In an ex-parte hearing on December 21, 2021, the Industrial Court instructed the companies to allow the workers back onto the compound and pay them their wages for December 2021.

However, the workers reported to work the following day and were refused entry.

The CWU then filed an application to the Industrial Court for contempt of court proceedings on December 30, 2021. By then, the companies had already applied to the court to have the injunction discharged.

In the letters sent by J.Broome & Associates Employment Consulting (firm) on behalf of the companies to Industrial Court President Deborah Thomas-Felix on January 5, concerns were expressed with how the Industrial Court has handled the matter.

The firm noted that on December 20, 2021, the union filed documents alleging an Industrial Relations offence, whilst also applying for an ex-parte interim injunction.

The firm stated that the union verbally informed the companies of the hearing on December 21, without any substantiating documentation from the court.

The firm added that being fully cognisant of the fact that the union does not possess the power to summon, the companies awaited formal communication from the court, even if the summons was to be served by the other party, as is common throughout the civil jurisdiction of Trinidad and Tobago.

During the intervening period, the firm stated that several calls were made to the court seeking clarity, but even to date, telephone contact for the court’s registry seems to be non-functional.

However, the ex-parte hearing was convened and the court issued an order that the companies pay wages/salaries and allowances to the arrived workers “in an unspecified timeframe for an indefinite period.”

The companies subsequently made an application to the court on December 23 in which they “proffered cogent and compelling reasons as to why the Order for injunctive relief should be discharged, but to date, the Court has not responded to the Company’s plea for a fair chance to be heard in the proceedings, despite the urgency and national importance and impact of such a decision by the court in light of the government’s similar intention with the public sector in a matter of days.”

The firm further stated, “Notwithstanding the Company’s pending Application from 23rd December 2021, the Court has chosen only to respond to a letter from the Union filed on 30th December 2021, by issuing and serving Orders to initiate proceedings for what is alleged to be a contempt of court.
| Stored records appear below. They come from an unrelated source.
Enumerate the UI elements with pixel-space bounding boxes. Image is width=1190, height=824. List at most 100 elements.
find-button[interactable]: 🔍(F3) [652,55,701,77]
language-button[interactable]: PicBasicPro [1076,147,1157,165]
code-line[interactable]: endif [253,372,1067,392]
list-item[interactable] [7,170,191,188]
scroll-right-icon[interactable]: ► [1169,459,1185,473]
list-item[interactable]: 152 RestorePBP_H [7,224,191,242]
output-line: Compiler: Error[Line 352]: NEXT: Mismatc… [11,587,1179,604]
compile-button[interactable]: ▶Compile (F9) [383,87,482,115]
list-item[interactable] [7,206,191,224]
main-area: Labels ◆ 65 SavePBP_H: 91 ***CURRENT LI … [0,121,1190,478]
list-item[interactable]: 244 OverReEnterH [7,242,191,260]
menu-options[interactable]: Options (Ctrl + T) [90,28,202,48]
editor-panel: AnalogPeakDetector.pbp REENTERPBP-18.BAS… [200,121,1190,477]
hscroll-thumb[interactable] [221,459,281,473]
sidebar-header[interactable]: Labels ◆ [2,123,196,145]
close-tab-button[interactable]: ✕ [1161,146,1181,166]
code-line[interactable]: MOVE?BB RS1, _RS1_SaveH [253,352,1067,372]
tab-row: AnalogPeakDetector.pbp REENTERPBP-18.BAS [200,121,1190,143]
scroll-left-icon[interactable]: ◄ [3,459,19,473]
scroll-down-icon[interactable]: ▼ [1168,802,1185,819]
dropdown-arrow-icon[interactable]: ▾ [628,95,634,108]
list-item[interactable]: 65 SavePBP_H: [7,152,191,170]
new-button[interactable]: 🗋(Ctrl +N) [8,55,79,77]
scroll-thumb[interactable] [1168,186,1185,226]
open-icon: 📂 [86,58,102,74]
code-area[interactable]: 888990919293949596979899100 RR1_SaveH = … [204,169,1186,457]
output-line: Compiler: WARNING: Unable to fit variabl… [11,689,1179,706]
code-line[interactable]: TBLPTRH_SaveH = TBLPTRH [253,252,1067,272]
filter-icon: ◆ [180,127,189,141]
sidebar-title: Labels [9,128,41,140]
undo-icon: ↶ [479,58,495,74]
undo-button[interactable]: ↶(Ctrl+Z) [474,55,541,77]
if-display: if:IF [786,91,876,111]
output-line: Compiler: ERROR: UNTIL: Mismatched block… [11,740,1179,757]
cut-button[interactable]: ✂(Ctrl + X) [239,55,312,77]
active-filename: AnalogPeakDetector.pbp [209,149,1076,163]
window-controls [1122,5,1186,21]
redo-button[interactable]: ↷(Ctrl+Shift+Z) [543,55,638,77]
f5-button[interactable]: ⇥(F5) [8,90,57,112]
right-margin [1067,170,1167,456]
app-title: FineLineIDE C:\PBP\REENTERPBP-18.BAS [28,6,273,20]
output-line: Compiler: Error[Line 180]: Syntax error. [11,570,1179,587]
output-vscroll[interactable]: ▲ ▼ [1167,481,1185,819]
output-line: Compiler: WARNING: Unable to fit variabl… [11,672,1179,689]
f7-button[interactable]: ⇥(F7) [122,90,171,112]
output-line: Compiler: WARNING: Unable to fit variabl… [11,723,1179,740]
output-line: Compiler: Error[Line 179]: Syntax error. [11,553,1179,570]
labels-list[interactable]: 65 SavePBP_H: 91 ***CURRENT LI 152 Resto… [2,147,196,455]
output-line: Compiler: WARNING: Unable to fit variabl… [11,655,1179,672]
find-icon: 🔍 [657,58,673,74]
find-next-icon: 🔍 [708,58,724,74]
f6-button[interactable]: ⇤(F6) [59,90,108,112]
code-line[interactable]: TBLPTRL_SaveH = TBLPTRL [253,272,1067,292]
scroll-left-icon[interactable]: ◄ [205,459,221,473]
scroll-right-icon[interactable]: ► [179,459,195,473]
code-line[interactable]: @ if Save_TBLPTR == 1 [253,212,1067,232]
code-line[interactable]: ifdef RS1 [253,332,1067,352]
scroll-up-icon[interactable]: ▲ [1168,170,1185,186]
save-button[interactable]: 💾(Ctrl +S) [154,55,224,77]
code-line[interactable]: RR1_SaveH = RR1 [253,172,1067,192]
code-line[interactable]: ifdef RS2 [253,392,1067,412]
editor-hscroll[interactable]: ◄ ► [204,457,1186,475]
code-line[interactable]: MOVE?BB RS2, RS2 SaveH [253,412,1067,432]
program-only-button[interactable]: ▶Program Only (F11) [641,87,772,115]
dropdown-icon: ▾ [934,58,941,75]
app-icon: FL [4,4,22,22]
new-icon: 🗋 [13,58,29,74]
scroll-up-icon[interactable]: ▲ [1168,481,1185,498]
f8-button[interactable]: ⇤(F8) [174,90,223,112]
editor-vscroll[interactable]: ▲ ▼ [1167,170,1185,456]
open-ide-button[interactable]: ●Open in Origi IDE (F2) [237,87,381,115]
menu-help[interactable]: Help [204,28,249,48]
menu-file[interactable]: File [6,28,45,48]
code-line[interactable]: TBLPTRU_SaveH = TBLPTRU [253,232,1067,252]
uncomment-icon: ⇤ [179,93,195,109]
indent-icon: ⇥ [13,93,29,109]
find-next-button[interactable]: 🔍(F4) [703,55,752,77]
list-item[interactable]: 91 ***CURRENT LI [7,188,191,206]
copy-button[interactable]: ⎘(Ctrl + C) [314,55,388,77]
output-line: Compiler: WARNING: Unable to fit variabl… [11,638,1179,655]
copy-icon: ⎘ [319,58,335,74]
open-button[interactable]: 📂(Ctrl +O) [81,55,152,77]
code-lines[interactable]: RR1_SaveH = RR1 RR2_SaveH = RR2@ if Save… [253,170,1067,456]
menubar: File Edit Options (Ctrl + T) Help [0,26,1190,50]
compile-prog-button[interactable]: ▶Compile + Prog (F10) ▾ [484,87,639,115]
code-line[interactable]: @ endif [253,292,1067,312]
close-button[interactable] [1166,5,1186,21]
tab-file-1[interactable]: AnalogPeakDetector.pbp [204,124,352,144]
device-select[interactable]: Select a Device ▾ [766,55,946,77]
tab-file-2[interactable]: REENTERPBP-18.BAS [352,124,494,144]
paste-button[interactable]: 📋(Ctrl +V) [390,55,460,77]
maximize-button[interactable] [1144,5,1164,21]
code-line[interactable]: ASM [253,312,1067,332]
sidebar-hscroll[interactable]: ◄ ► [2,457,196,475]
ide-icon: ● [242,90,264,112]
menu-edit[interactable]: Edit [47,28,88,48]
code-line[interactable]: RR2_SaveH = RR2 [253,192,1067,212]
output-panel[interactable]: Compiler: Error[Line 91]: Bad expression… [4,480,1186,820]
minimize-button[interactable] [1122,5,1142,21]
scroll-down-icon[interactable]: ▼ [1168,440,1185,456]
Suffice it to say, the Court’s alacrity in which it has dealt with the Union to the Company’s detriment illustrates an apparent incomprehensible bias with the potential to severely undermine and erode the public’s interest and confidence in the Court’s ability to be ‘fair and just, having regard to the interests of the persons immediately concerned and the community as a whole,’ in accordance with section 10 (3)(a) of the Industrial Relations Act 1972, as amended.”

The firm added that the companies remain at a loss as to why the court has embarked on “such an arbitrary course of action, but pray that answers and/or clarity will be provided as the matter progresses since it is a matter of significant public interest and importance.”

The letters were signed by Dr Jamille Broome, Employment and Law Consultant.